El País publie une liste des comportements qui indiqueraient — pour user de la langue péremptoire des journalistes, “de façon indubitable” — que l’on vieillit. Entre autres, l’intérêt pour les matelas. A vingt ans, j’ai dormi nu et sans draps, pendant un an, sur une planche. Ensuite j’ai dormi pendant huit ans sur une mousse que soutenaient deux palettes de chantier. Après quoi, je suis rentré dans la norme, j’ai fait l’achat d’un premier matelas neuf, puis j’ai affiné. Toujours m’ont fasciné dans les hôtels de standing ces lits qui assemblent deux matelas de sorte qu’il faut d’un entrechat bondir pour s’étaler sur eux. Or, ne sachant où ranger le second matelas de 160 cm que je rapporte du sud, il m’est venu à l’idée de le placer sous le premier qui était disposé sur un sommier à pieds. Qu’il soit dit que c’est la solution.
Dessin
Depuis deux ans, plusieurs fois par semaine, la nuit ou au réveil, je me promets de dessiner. “Ce soir, me dis-je, j’ouvrirai un des ces grands cahiers de feuilles que je traîne de déménagement en déménagement et je dessinerai”. Le soir venu, je fais toutes sortes de choses; écrire, boire, lire, des recherches, visionner un documentaire, et à la fin je me couche. Au lit, je me dis: “demain, je vais dessiner”. J’ai peur. Rien de moins intellectuel chez moi que le dessin. Quelque chose dessine. Qui n’est pas moi. Raison pour laquelle je recule le moment de me pencher sur la feuille. Je crains que ne resurgissent sous mes yeux les mêmes figures que je traçais à dix-huit, à trente, à quarante ans. Ce qui voudrait dire que je suis enfermé de ce côté-là. Que côté dessin, je suis enfermé.
Notre rue 2
Le petit homme bleu va construire ma bibliothèque. Comme j’ai su que la maison était un ancienne grange à poules, je demande:
- Tu crois que ça va tenir? Tous ces livres empilés sur cinq mètres de haut?

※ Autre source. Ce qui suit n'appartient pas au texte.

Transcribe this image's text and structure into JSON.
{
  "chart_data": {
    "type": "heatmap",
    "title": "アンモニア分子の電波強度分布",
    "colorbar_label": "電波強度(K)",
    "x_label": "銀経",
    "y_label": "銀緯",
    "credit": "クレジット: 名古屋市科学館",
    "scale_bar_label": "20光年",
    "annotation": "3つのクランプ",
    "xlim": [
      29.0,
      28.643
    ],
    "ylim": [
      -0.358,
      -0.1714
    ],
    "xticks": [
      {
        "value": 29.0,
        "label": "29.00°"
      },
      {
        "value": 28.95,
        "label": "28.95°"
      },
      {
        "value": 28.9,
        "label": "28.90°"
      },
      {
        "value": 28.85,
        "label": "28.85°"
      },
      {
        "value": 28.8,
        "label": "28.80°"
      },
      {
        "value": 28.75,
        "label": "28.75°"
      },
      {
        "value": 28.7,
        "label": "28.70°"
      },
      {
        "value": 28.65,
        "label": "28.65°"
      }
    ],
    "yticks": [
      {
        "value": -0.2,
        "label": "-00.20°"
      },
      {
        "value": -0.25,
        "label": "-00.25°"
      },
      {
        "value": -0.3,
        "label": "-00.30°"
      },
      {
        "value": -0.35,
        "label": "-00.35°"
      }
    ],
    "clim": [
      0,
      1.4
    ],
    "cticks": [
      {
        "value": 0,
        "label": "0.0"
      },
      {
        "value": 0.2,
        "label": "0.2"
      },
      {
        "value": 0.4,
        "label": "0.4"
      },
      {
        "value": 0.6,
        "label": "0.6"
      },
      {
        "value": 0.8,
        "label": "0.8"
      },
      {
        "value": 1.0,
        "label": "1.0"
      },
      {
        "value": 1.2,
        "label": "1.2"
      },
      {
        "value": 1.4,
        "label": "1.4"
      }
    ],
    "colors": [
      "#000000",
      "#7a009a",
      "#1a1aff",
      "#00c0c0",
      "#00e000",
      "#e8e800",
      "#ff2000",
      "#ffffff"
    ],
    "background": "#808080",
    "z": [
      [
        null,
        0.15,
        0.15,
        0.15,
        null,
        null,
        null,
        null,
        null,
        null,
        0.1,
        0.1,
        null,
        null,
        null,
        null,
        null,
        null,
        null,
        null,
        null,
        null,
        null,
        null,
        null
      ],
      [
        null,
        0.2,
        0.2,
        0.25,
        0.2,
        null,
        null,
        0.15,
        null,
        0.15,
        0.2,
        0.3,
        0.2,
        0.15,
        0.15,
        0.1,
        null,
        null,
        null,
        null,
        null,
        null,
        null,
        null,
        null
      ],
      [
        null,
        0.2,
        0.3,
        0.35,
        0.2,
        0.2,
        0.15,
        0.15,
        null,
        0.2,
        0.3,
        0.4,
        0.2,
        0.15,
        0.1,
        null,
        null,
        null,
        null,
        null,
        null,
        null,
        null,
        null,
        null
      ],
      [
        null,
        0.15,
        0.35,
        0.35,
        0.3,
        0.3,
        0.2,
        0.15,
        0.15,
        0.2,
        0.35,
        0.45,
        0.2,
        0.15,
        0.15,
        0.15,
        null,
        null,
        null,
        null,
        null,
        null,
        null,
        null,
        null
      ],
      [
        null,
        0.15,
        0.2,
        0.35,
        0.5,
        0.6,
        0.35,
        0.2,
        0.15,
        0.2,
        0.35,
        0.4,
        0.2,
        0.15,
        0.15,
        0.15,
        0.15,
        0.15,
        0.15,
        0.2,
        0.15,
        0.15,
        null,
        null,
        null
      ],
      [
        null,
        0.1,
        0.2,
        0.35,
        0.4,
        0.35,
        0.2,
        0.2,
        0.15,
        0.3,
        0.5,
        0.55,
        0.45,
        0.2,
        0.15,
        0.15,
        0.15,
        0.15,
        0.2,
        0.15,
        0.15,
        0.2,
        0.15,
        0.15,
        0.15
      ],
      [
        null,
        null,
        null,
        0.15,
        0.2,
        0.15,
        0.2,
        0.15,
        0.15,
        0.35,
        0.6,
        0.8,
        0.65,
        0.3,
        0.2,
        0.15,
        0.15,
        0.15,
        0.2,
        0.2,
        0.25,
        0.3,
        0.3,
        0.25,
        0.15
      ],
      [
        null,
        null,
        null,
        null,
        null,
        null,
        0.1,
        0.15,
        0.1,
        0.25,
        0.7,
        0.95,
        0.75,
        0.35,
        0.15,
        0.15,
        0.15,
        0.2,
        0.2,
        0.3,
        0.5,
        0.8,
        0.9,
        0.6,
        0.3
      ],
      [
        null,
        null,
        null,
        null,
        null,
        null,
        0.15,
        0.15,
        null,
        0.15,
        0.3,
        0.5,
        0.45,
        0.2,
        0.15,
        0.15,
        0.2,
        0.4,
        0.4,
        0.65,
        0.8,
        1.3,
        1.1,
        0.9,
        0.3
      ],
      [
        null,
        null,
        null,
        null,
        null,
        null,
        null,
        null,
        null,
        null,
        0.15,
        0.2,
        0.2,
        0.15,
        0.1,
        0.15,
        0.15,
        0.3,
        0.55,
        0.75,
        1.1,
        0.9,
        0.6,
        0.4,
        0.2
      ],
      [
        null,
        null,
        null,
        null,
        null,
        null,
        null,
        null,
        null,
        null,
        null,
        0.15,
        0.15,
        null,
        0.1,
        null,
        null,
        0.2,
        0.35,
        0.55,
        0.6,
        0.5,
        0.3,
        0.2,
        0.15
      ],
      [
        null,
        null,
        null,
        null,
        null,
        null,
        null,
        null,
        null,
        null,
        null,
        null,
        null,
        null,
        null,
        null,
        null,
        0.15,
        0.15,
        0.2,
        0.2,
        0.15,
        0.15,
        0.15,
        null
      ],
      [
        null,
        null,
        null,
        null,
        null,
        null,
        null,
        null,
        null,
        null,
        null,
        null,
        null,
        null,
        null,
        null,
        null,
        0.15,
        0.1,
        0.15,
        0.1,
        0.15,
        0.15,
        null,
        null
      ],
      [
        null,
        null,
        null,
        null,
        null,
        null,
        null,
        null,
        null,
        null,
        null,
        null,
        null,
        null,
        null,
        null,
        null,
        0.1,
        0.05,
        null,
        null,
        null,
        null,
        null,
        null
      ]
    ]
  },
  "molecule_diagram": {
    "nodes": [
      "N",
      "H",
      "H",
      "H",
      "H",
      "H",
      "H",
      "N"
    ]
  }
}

- Attention, tu dois tenir compte de la largeur. Le poids sera réparti. Et puis combien ça peut peser?
- Une demi-tonne?
Il réfléchit.
- Des poutres. Tu as des poutres. Une poutre est une poutre. Quel poids peut supporter une poutre? Le poids d’un tank.
Notre rue
Apéritif avec le Petit homme bleu.
-Vin?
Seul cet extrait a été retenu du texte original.